Light-weight End-to-End Graph Interest Network for CTR Prediction in E-commerce Search
Pipi Peng, Yunqing Jia, Ziqiang Zhou, murmurhash, Zichong Xiao
TL;DR
This work tackles CTR prediction in e-commerce search by proposing Light-weight End-to-End Graph Interest Network (EGIN), which jointly learns article-query graphs and CTR in a single pipeline. It introduces a query-item heterogeneous graph with three edge types (item2item, query2query, query2item), a light-weight sampling mechanism that avoids graph engines, and a multi-interest network to fuse graph-derived signals into CTR prediction. End-to-end training optimizes both CTR loss and graph-embedding losses, achieving substantial gains on both public and industrial data, with a notable online CTR uplift of 2.76% in production. The approach offers a scalable, plug-in framework for leveraging graph structure in search CTR and can be extended to incorporate additional node types and data sources.
Abstract
Click-through-rate (CTR) prediction has an essential impact on improving user experience and revenue in e-commerce search. With the development of deep learning, graph-based methods are well exploited to utilize graph structure extracted from user behaviors and other information to help embedding learning. However, most of the previous graph-based methods mainly focus on recommendation scenarios, and therefore their graph structures highly depend on item's sequential information from user behaviors, ignoring query's sequential signal and query-item correlation.
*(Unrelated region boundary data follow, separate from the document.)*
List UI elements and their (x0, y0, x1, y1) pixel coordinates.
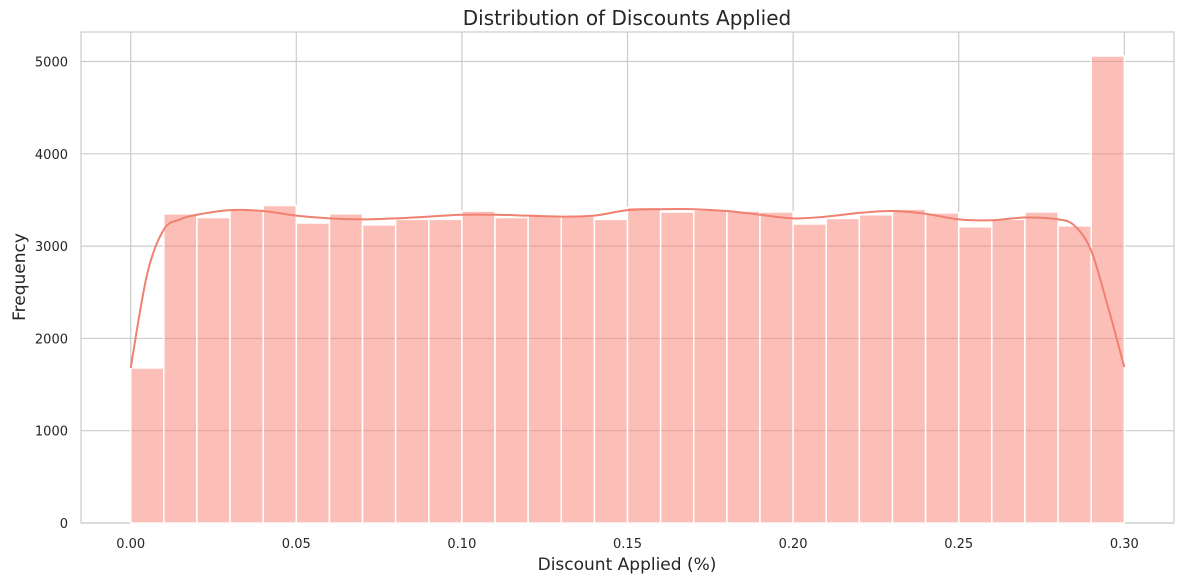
histogram-bar (196, 216, 231, 524)
x-tick-label: 0.05 (282, 537, 311, 552)
y-tick-label: 1000 (35, 425, 68, 440)
y-tick-label: 5000 (35, 56, 68, 71)
histogram-bar (891, 208, 927, 524)
histogram-bar (1090, 55, 1126, 524)
y-tick-labels: 0 1000 2000 3000 4000 5000 (35, 56, 68, 532)
histogram-bar (295, 222, 331, 524)
x-tick-label: 0.10 (447, 537, 476, 552)
histogram-bar (957, 225, 993, 524)
y-tick-label: 0 (60, 517, 68, 532)
histogram-bar (593, 218, 629, 524)
histogram-bar (759, 211, 794, 524)
histogram-bar (461, 210, 496, 524)
histogram-bar (163, 213, 198, 524)
histogram-bar (527, 214, 563, 524)
histogram-bar (428, 218, 463, 524)
histogram-bar (494, 216, 529, 524)
histogram-bar (262, 204, 298, 524)
histogram-bar (394, 218, 430, 524)
histogram-bar (825, 217, 861, 524)
histogram-bar (924, 212, 960, 524)
y-axis-label: Frequency (10, 233, 30, 321)
x-tick-label: 0.20 (779, 537, 808, 552)
histogram-bar (692, 209, 728, 524)
histogram-bar (659, 211, 695, 524)
histogram-bar (1024, 211, 1059, 524)
histogram-bar (560, 215, 596, 524)
histogram-bar (726, 210, 761, 524)
histogram-bar (792, 223, 827, 524)
x-tick-labels: 0.00 0.05 0.10 0.15 0.20 0.25 0.30 (116, 537, 1139, 552)
histogram-bar (129, 367, 165, 524)
x-tick-label: 0.25 (944, 537, 973, 552)
histogram-bar (991, 218, 1026, 524)
histogram-bar (626, 206, 662, 524)
kde-curve (129, 208, 1126, 369)
y-tick-label: 2000 (35, 332, 68, 347)
histogram-bar (328, 213, 364, 524)
histogram-bar (361, 224, 397, 524)
x-tick-label: 0.15 (613, 537, 642, 552)
y-tick-label: 3000 (35, 240, 68, 255)
x-tick-label: 0.30 (1110, 537, 1139, 552)
x-tick-label: 0.00 (116, 537, 145, 552)
histogram-bar (229, 209, 264, 524)
y-tick-label: 4000 (35, 148, 68, 163)
histogram-bar (858, 213, 894, 524)
x-axis-label: Discount Applied (%) (538, 555, 717, 575)
histogram-bar (1057, 225, 1092, 524)
histogram-bars (129, 55, 1126, 524)
chart-title: Distribution of Discounts Applied (463, 6, 791, 30)
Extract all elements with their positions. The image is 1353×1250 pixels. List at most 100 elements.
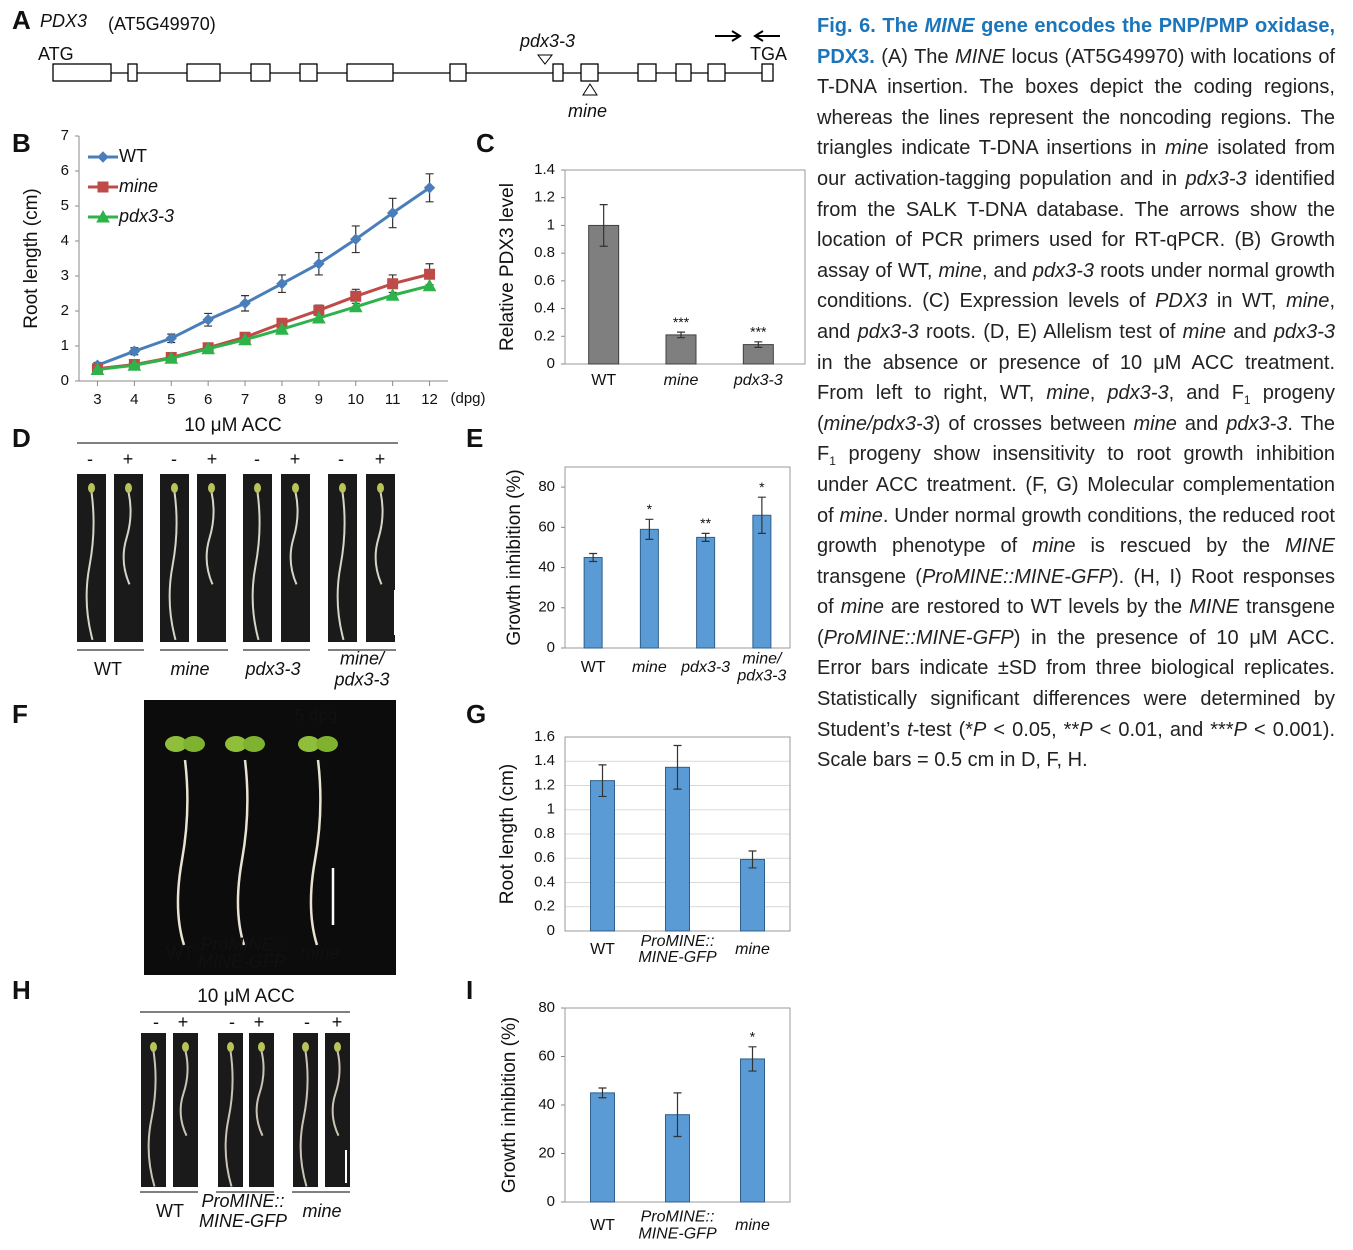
cotyledon — [254, 483, 261, 493]
x-tick-label: WT — [590, 1217, 615, 1234]
marker — [165, 332, 177, 345]
y-tick-label: 0.6 — [534, 849, 555, 866]
bar — [740, 1058, 765, 1203]
caption-text: 1 — [1243, 393, 1251, 408]
error-bar — [748, 1046, 757, 1072]
caption-body: (A) The MINE locus (AT5G49970) with loca… — [817, 46, 1335, 772]
cotyledon — [182, 1042, 189, 1052]
caption-text: , and — [981, 259, 1033, 282]
photo — [197, 474, 226, 642]
seedling-root — [236, 759, 249, 946]
caption-text: identified from the SALK T-DNA database.… — [817, 167, 1335, 282]
significance-label: * — [750, 1029, 756, 1045]
seedling-root — [255, 1050, 265, 1137]
x-tick-label: mine — [735, 1217, 770, 1234]
treatment-sign: - — [229, 1012, 235, 1032]
y-tick-label: 60 — [538, 518, 555, 535]
caption-text: MINE — [1285, 535, 1335, 558]
error-bar — [598, 764, 607, 798]
cotyledon — [88, 483, 95, 493]
genotype-label: mine — [300, 943, 339, 963]
significance-label: *** — [673, 314, 690, 330]
y-tick-label: 80 — [538, 478, 555, 495]
x-tick-label: pdx3-3 — [733, 372, 783, 389]
cotyledon — [183, 736, 205, 752]
x-tick-label: ProMINE:: — [641, 1209, 715, 1226]
caption-text: -test (* — [912, 718, 974, 741]
marker — [275, 322, 289, 335]
caption-text: mine — [938, 259, 982, 282]
seedling-root — [251, 491, 261, 641]
x-tick-label: 7 — [241, 391, 249, 408]
cotyledon — [125, 483, 132, 493]
photo — [114, 474, 143, 642]
x-tick-label: 3 — [93, 391, 101, 408]
y-tick-label: 1.4 — [534, 752, 555, 769]
error-bar — [599, 204, 608, 247]
photo — [366, 474, 395, 642]
exon — [52, 63, 112, 82]
genotype-label: WT — [166, 943, 194, 963]
marker — [127, 358, 142, 371]
seedling-root — [309, 759, 322, 946]
exon — [127, 63, 138, 82]
age-label: 5 dpg — [295, 705, 338, 724]
y-axis-label: Growth inhibition (%) — [504, 469, 525, 645]
x-tick-label: 10 — [347, 391, 364, 408]
x-tick-label: 8 — [278, 391, 286, 408]
caption-text: roots under normal growth conditions. (C… — [817, 259, 1335, 313]
caption-text: mine — [1182, 320, 1227, 343]
significance-label: *** — [750, 324, 767, 340]
significance-label: ** — [700, 515, 711, 531]
genotype-label: ProMINE:: — [200, 934, 283, 954]
y-tick-label: 0.2 — [534, 898, 555, 915]
caption-text: ProMINE::MINE-GFP — [823, 626, 1014, 649]
marker — [386, 207, 399, 219]
stop-codon: TGA — [750, 44, 787, 64]
treatment-sign: + — [207, 449, 218, 469]
x-tick-label: WT — [590, 941, 615, 958]
x-tick-label: pdx3-3 — [736, 668, 786, 685]
y-tick-label: 0.2 — [534, 327, 555, 344]
genotype-label: WT — [94, 659, 122, 679]
error-bar — [701, 532, 710, 543]
seedling-root — [168, 491, 178, 641]
panel-label: G — [466, 699, 486, 729]
y-tick-label: 1.2 — [534, 776, 555, 793]
genotype-label: mine — [170, 659, 209, 679]
y-axis-label: Relative PDX3 level — [497, 183, 518, 351]
seedling-root — [336, 491, 346, 641]
caption-text: P — [973, 718, 987, 741]
caption-text: t — [907, 718, 913, 741]
legend-label: WT — [119, 146, 147, 166]
caption-text: in WT, — [1207, 290, 1287, 313]
marker — [90, 362, 105, 375]
marker — [387, 278, 399, 290]
caption-text: . Under normal growth conditions, the re… — [817, 504, 1335, 558]
insertion-triangle — [582, 83, 598, 96]
cotyledon — [292, 483, 299, 493]
caption-text: mine — [840, 596, 884, 619]
insertion-label: pdx3-3 — [519, 31, 575, 51]
gene-id: (AT5G49970) — [108, 14, 216, 34]
caption-text: transgene ( — [817, 565, 922, 588]
seedling-root — [85, 491, 95, 641]
treatment-sign: - — [254, 449, 260, 469]
y-axis-label: Growth inhibition (%) — [499, 1017, 520, 1193]
error-bar — [757, 496, 766, 534]
x-tick-label: WT — [581, 659, 606, 676]
caption-text: progeny show insensitivity to root growt… — [817, 443, 1335, 527]
caption-text: P — [1233, 718, 1247, 741]
marker — [96, 209, 110, 223]
photo — [173, 1033, 198, 1187]
legend-label: pdx3-3 — [118, 206, 174, 226]
seedling-root — [205, 491, 215, 585]
caption-text: mine/pdx3-3 — [823, 412, 934, 435]
y-tick-label: 0.8 — [534, 825, 555, 842]
y-tick-label: 0 — [547, 922, 555, 939]
panel-label: D — [12, 423, 31, 453]
start-codon: ATG — [38, 44, 74, 64]
caption-text: 1 — [829, 454, 836, 469]
marker — [97, 181, 109, 193]
y-tick-label: 0.4 — [534, 873, 555, 890]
In this paper, we propose a new approach named Light-weight End-to-End Graph Interest Network (EGIN) to effectively mine users' search interests and tackle previous challenges. (i) EGIN utilizes query and item's correlation and sequential information from the search system to build a heterogeneous graph for better CTR prediction in e-commerce search. (ii) EGIN's graph embedding learning shares the same training input and is jointly trained with CTR prediction, making the end-to-end framework effortless to deploy in large-scale search systems. The proposed EGIN is composed of three parts: query-item heterogeneous graph, light-weight graph sampling, and multi-interest network. The query-item heterogeneous graph captures correlation and sequential information of query and item efficiently by the proposed light-weight graph sampling. The multi-interest network is well designed to utilize graph embedding to capture various similarity relationships between query and item to enhance the final CTR prediction. We conduct extensive experiments on both public and industrial datasets to demonstrate the effectiveness of the proposed EGIN. At the same time, the training cost of graph learning is relatively low compared with the main CTR prediction task, ensuring efficiency in practical applications.